Ralph gives her trophy a kiss after winning the Emmy Award for Outstanding Supporting Actress in a Comedy Series
These days Ralph is also expanding her clout behind the scenes as a director and producer, and is very excited about an upcoming documentary she’s producing, Unexpected, which focuses on the personal stories of Black women living with HIV.
“Some time ago... I had written a one-woman show called Sometimes I Cry,” she explains. “It was all about real women’s stories, either [living with] or affected by HIV and AIDS. I started writing down these women’s stories because we know there came a time through that last pandemic when women, especially women of color, were bearing the brunt of the disease, and nobody was saying anything. I was so sick and tired of the silence around Black people and Hispanic people [and their] stories not being told, names not included in things like the Quilt. I was just like, Oh no, not on my watch. I know better, so let me do better.”
Ralph says she’d been thinking about these women’s stories over the years and for other ways to share them — and then was approached by Unexpected’s director, Zeberiah Newman.
“I was like, This is absolute synergy. Being able to tell these women’s stories through this documentary about what it is they’re dealing with. Like I said, I know where my voice belongs. Anytime we’re able to elevate certain subject matters, especially the plight of women around HIV, in AIDS, in life, period.”
Left to right: filmmaker Zeberiah Newman and Unexpected's stars, Ciarra 'Ci Ci' Covin and Masonia Traylor
Newman currently serves as a producer on the Late Late Show With James Corden and directed 2021’s Right to Try, a documentary short about long-term HIV survivor Jeffrey Drew, who literally put his life on the line to find a cure for HIV.
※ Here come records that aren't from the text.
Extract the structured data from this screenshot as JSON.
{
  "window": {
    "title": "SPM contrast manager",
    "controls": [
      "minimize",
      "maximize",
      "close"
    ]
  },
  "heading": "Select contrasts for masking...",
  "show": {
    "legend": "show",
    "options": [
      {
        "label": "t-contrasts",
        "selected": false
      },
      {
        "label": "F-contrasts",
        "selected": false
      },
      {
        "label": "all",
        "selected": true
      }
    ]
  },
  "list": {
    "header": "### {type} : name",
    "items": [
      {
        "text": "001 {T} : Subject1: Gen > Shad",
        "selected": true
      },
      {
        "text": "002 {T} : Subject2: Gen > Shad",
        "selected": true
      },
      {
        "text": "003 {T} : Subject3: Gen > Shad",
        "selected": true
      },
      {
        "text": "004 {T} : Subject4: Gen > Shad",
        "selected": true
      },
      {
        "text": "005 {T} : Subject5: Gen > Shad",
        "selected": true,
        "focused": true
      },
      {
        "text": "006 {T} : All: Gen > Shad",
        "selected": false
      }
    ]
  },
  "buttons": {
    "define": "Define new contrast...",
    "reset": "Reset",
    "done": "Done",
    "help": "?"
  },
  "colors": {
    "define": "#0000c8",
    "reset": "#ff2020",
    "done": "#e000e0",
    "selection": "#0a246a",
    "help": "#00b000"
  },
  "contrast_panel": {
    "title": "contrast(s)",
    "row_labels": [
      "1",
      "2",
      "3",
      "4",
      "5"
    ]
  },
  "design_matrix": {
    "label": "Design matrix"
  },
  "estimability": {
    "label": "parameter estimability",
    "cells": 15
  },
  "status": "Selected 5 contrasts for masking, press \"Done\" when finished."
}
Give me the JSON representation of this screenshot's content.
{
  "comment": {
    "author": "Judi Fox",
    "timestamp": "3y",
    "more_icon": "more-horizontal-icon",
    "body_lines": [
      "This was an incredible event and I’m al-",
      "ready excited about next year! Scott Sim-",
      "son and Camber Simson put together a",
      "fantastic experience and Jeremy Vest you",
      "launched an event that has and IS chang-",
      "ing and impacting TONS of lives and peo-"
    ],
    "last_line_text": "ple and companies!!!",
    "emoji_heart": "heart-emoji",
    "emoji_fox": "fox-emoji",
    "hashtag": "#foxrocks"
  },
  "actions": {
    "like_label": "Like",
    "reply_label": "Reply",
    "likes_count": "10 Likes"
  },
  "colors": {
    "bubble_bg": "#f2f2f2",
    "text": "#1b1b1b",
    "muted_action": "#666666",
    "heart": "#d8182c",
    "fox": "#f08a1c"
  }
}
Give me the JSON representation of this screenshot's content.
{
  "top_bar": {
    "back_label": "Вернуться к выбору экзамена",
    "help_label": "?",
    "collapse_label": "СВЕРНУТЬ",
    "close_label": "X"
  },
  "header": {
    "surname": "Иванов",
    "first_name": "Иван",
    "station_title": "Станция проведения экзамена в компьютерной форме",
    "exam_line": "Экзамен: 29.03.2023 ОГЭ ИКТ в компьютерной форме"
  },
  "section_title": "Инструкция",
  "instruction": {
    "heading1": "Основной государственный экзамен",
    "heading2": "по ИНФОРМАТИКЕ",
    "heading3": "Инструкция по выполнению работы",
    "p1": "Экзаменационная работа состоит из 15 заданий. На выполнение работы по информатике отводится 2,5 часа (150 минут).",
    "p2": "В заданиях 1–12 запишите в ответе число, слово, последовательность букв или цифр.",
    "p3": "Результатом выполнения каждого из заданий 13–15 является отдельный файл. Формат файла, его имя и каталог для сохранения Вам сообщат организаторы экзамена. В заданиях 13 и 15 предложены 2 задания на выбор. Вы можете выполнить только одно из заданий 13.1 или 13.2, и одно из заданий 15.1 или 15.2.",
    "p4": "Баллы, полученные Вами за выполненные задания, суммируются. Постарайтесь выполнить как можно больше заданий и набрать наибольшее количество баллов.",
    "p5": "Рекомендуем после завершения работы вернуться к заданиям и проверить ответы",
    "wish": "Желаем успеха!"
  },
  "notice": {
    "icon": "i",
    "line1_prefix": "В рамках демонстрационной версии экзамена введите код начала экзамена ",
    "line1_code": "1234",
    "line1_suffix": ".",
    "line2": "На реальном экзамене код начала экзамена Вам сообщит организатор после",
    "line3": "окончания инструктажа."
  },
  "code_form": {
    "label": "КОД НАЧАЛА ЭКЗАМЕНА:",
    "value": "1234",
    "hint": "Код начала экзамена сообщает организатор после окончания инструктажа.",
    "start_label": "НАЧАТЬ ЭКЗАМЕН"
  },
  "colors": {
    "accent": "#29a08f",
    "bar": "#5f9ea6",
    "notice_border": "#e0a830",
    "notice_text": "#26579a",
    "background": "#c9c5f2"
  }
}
“I’m a storyteller, I’m not necessarily an activist,” Newman clarifies, “but while making Right to Try, [I kept] coming up against all this information about how HIV is really exploding in the Southern states, in Black communities — and I kept hearing about this intense stigma, this crumbling health care system, and just a lot of forces at play that made it a very compelling story. And so I just wanted to see what I could find out. I started talking to people and, you know, once you meet [the women featured in Unexpected], you fall in love with them.”
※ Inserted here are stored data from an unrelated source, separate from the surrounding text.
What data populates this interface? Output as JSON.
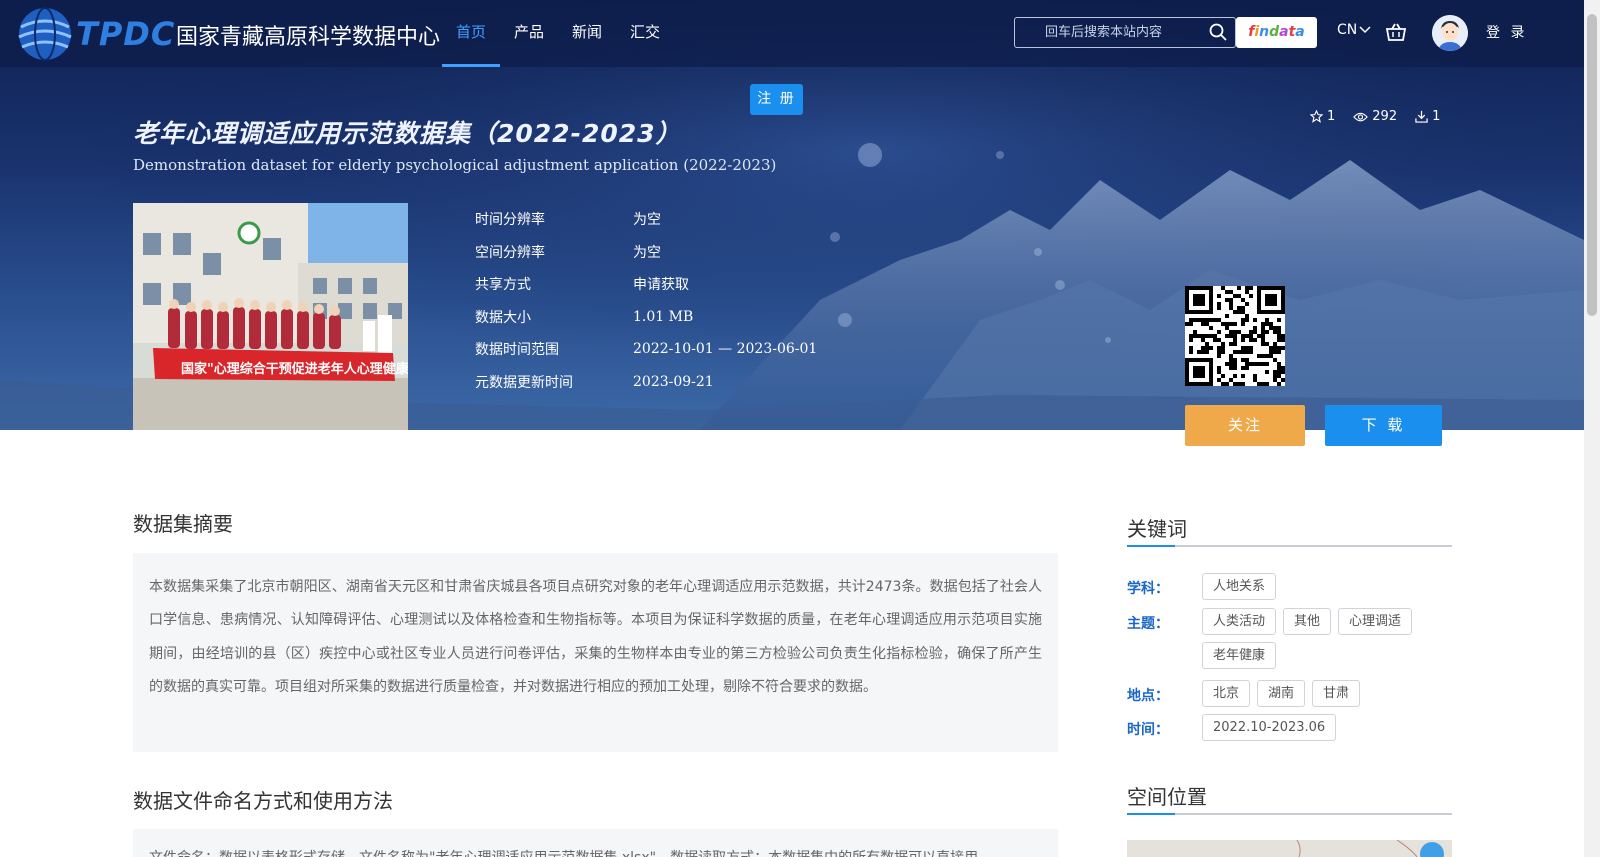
{
  "header": {
    "logo_abbr": "TPDC",
    "logo_name": "国家青藏高原科学数据中心",
    "nav": [
      {
        "label": "首页",
        "active": true
      },
      {
        "label": "产品",
        "active": false
      },
      {
        "label": "新闻",
        "active": false
      },
      {
        "label": "汇交",
        "active": false
      }
    ],
    "search_placeholder": "回车后搜索本站内容",
    "findata_label": "findata",
    "lang": "CN",
    "login_label": "登 录",
    "register_label": "注 册"
  },
  "dataset": {
    "title_cn": "老年心理调适应用示范数据集（2022-2023）",
    "title_en": "Demonstration dataset for elderly psychological adjustment application (2022-2023)",
    "stats": {
      "favorites": "1",
      "views": "292",
      "downloads": "1"
    },
    "meta": [
      {
        "key": "时间分辨率",
        "value": "为空"
      },
      {
        "key": "空间分辨率",
        "value": "为空"
      },
      {
        "key": "共享方式",
        "value": "申请获取"
      },
      {
        "key": "数据大小",
        "value": "1.01 MB"
      },
      {
        "key": "数据时间范围",
        "value": "2022-10-01 — 2023-06-01"
      },
      {
        "key": "元数据更新时间",
        "value": "2023-09-21"
      }
    ],
    "follow_label": "关注",
    "download_label": "下 载"
  },
  "main": {
    "abstract_title": "数据集摘要",
    "abstract_text": "本数据集采集了北京市朝阳区、湖南省天元区和甘肃省庆城县各项目点研究对象的老年心理调适应用示范数据，共计2473条。数据包括了社会人口学信息、患病情况、认知障碍评估、心理测试以及体格检查和生物指标等。本项目为保证科学数据的质量，在老年心理调适应用示范项目实施期间，由经培训的县（区）疾控中心或社区专业人员进行问卷评估，采集的生物样本由专业的第三方检验公司负责生化指标检验，确保了所产生的数据的真实可靠。项目组对所采集的数据进行质量检查，并对数据进行相应的预加工处理，剔除不符合要求的数据。",
    "usage_title": "数据文件命名方式和使用方法",
    "usage_text": "文件命名：数据以表格形式存储，文件名称为\"老年心理调适应用示范数据集.xlsx\"，数据读取方式：本数据集中的所有数据可以直接用"
  },
  "sidebar": {
    "keywords_title": "关键词",
    "subject_label": "学科：",
    "subject_tags": [
      "人地关系"
    ],
    "theme_label": "主题：",
    "theme_tags": [
      "人类活动",
      "其他",
      "心理调适",
      "老年健康"
    ],
    "place_label": "地点：",
    "place_tags": [
      "北京",
      "湖南",
      "甘肃"
    ],
    "time_label": "时间：",
    "time_tags": [
      "2022.10-2023.06"
    ],
    "spatial_title": "空间位置"
  },
  "cover_banner_text": "国家\"心理综合干预促进老年人心理健康\"项目"
}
“It’s crazy that I’m doing these back-to-back HIV stories,” he adds, “because, like I said, I’m not really an activist — but they’re just incredible stories that people need to know.”
Scenes from the documentary Unexpected, a short film about Black women living with HIV that Ralph produced
Newman also confesses that his collaboration with Ralph on the project may have been a little more than just divine intervention.
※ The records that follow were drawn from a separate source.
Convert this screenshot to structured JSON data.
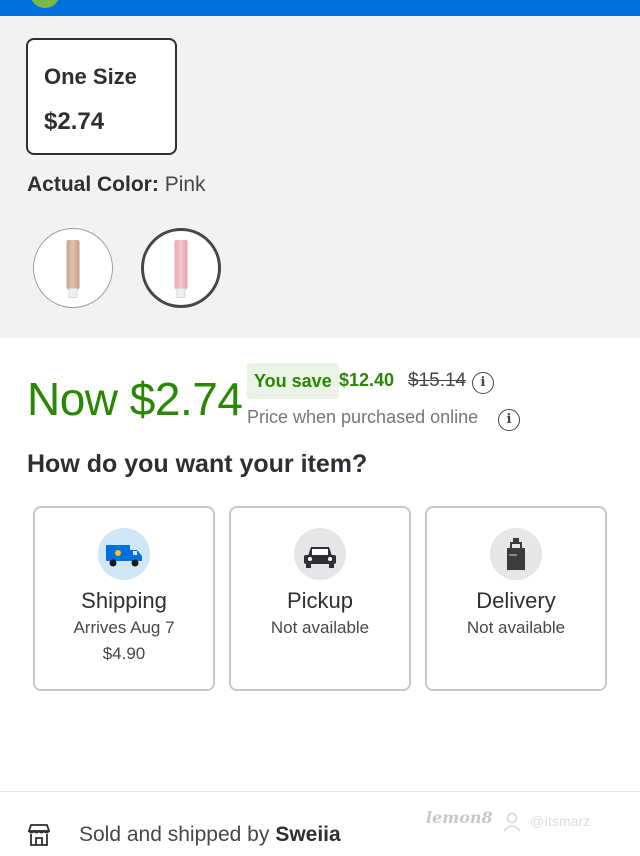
{
  "product": {
    "size_option": {
      "name": "One Size",
      "price": "$2.74"
    },
    "color": {
      "label": "Actual Color:",
      "value": "Pink"
    },
    "swatches": [
      {
        "name": "Nude",
        "color": "#d9b59b"
      },
      {
        "name": "Pink",
        "color": "#f0b7c0",
        "selected": true
      }
    ]
  },
  "pricing": {
    "now_price": "Now $2.74",
    "you_save_label": "You save",
    "save_amount": "$12.40",
    "was_price": "$15.14",
    "online_note": "Price when purchased online",
    "accent_color": "#2a8703"
  },
  "fulfillment": {
    "question": "How do you want your item?",
    "options": [
      {
        "title": "Shipping",
        "line1": "Arrives Aug 7",
        "line2": "$4.90",
        "icon": "truck-icon"
      },
      {
        "title": "Pickup",
        "line1": "Not available",
        "line2": "",
        "icon": "car-icon"
      },
      {
        "title": "Delivery",
        "line1": "Not available",
        "line2": "",
        "icon": "bag-icon"
      }
    ]
  },
  "seller": {
    "prefix": "Sold and shipped by",
    "name": "Sweiia"
  },
  "watermark": {
    "brand": "lemon8",
    "username": "@Itsmarz"
  },
  "brand_color": "#0071dc"
}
“I was kind of chasing her a little,” Newman says with a chuckle. “I mean, full disclosure, I’m a huge fan of hers. And when I was doing Right to Try, her name kept popping up [because] her work in this space is sort of legendary, and it’s very well documented that her foundation has been at the forefront of this issue for like 30-something years.”
Fortunately for the world, the project came to fruition and, as of press time, Unexpected is gearing up to make its debut in the 2023 film festival circuit.
As we conclude our conversation with this legendary diva, she tells us, “I have really spent my life trying to do the best that I can in living my life and conducting myself as a human being — the rules that I’ve chosen in my career, the way I’ve been able to use my platform, the movements that I choose to support and talk about through my platform. I just encourage anybody, live your truth, live your life. Be as good as you can for as long as you can. [Be as] patient as you can and kind as you can.”